I should explain. I am in the boarding and grooming business and I had plenty of work experience, mainly with dogs, long before I took up with Woody. I once accidentally killed a cat by giving it a dog flea dip (poisonous, I now know, to felines) and have the irrational belief that cats everywhere have heard that news and are ready to make me pay. So, I am known as the Dog Girl, a title I take great pride in. I do good work, and trust me, it isn’t always easy. For instance, those little hairless breeds get blackheads. I have one Chinese crested client I call Miss Clearasil (not in front of her owner, of course) and a Westie with eczema I call Little Leper. There is a Labrador who passes a big white tub
e sock each and every time he comes in for a visit. His owner, an elderly woman with a hearing problem, was so ashamed when I told her that Ellery appeared to be eating up her husband’s socks she cried. Her distress, however, has not curbed Ellery’s appetite.
This establishment—the Dog House—is, along with Richie, my life. I am stashing money away, and all the while building up a clientele that would follow me when I am able to move on. I favor the pair of basenjis who come in once a month for a little weekend visit while their owners—a good-looking couple who drive up in a convertible, their overnight bags already on the backseat—take a romantic trip. I used to say to Woody, “Wouldn’t that be wonderful?” and he said, “What, and leave all this luxury behind?”
You can imagine what my line of work smells like.
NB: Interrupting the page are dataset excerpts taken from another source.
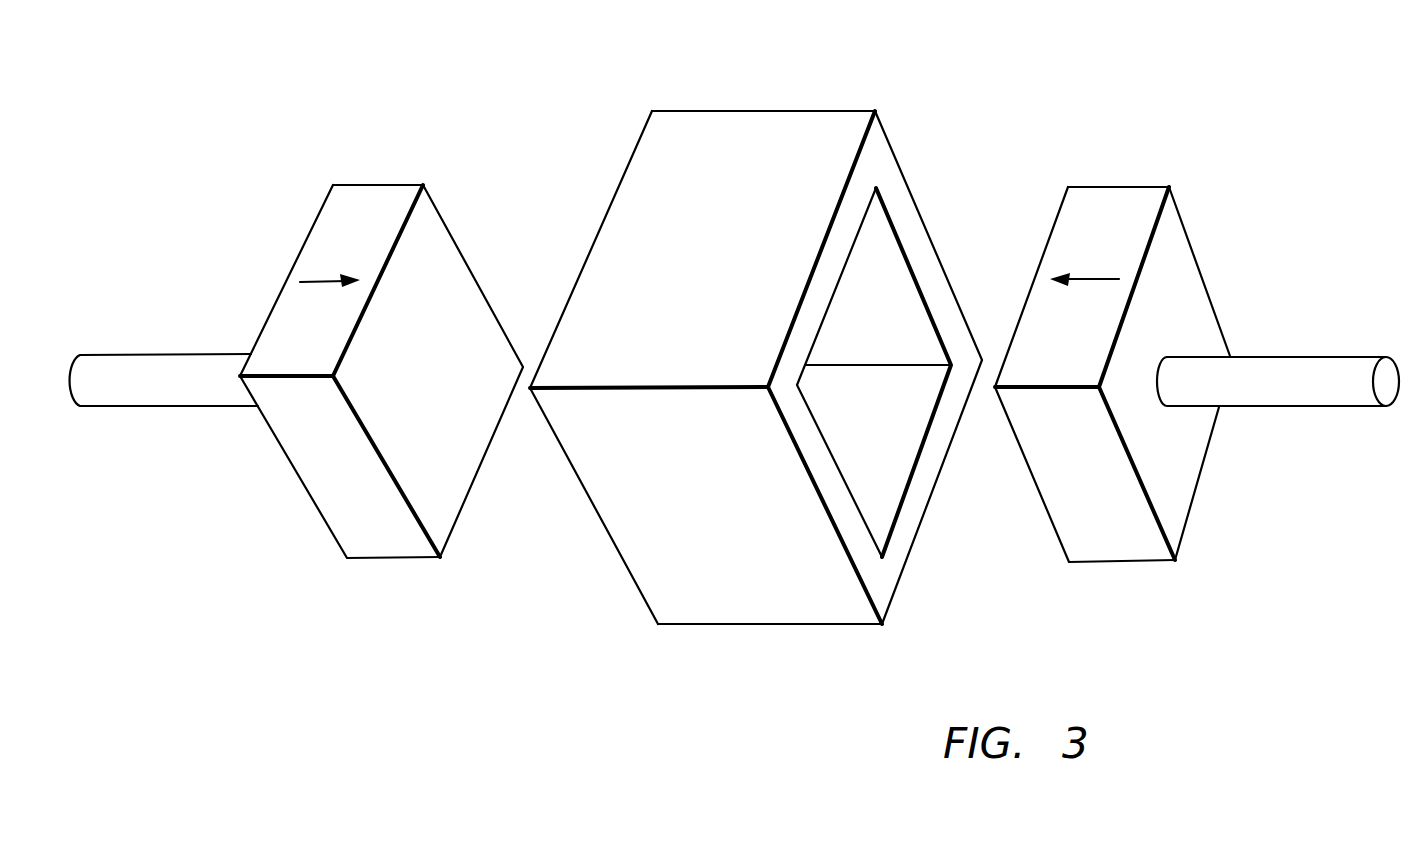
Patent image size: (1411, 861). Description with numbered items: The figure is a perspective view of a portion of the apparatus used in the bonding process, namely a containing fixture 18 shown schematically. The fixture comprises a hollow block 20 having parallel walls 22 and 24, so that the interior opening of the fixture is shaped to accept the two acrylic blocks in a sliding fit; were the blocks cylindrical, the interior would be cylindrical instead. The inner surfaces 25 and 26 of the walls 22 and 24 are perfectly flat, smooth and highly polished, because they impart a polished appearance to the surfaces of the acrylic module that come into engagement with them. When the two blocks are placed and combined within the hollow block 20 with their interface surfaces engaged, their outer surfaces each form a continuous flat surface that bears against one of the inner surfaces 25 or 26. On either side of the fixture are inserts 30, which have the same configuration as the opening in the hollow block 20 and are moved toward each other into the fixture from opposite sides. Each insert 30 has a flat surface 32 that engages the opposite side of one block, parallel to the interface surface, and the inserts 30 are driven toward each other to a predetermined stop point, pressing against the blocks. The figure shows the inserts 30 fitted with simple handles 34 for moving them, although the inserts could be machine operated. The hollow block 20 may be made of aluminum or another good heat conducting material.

The containing fixture 18 is at (616, 676).
The hollow block 20 is at (791, 92).
The wall 22 is at (928, 262).
The wall 24 is at (813, 295).
The inner surface 25 is at (886, 335).
The inner surface 26 is at (889, 443).
The insert 30 is at (433, 167).
The flat surface 32 is at (452, 385).
The handle 34 is at (147, 362).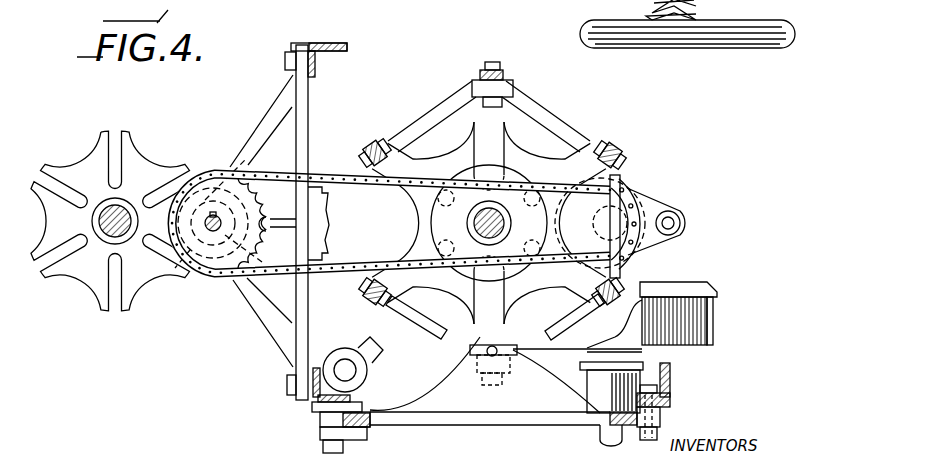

When I get home at night, I leave my clothes and sneakers outside on the deck to air out. Woody has said “I like how you smell, Dog Girl” many times. The first time he said it, I liked it, but it’s gotten old. Now I’d like to smell like the basenji owner. Her long hair carries the medley fragrance of oils and lotions as if she lived in the cosmetic section of a department store. Do you know basenjis are nearly mute? Instead of barking, they make a little chuckle sound deep in their throats, which makes me sad, but the skills they lack in the vocal chords are more than compensated for in their agile little paws. I have seen that pair scale an eight-foot chain-link fence in ten seconds flat and escape. An admirable talent, I think.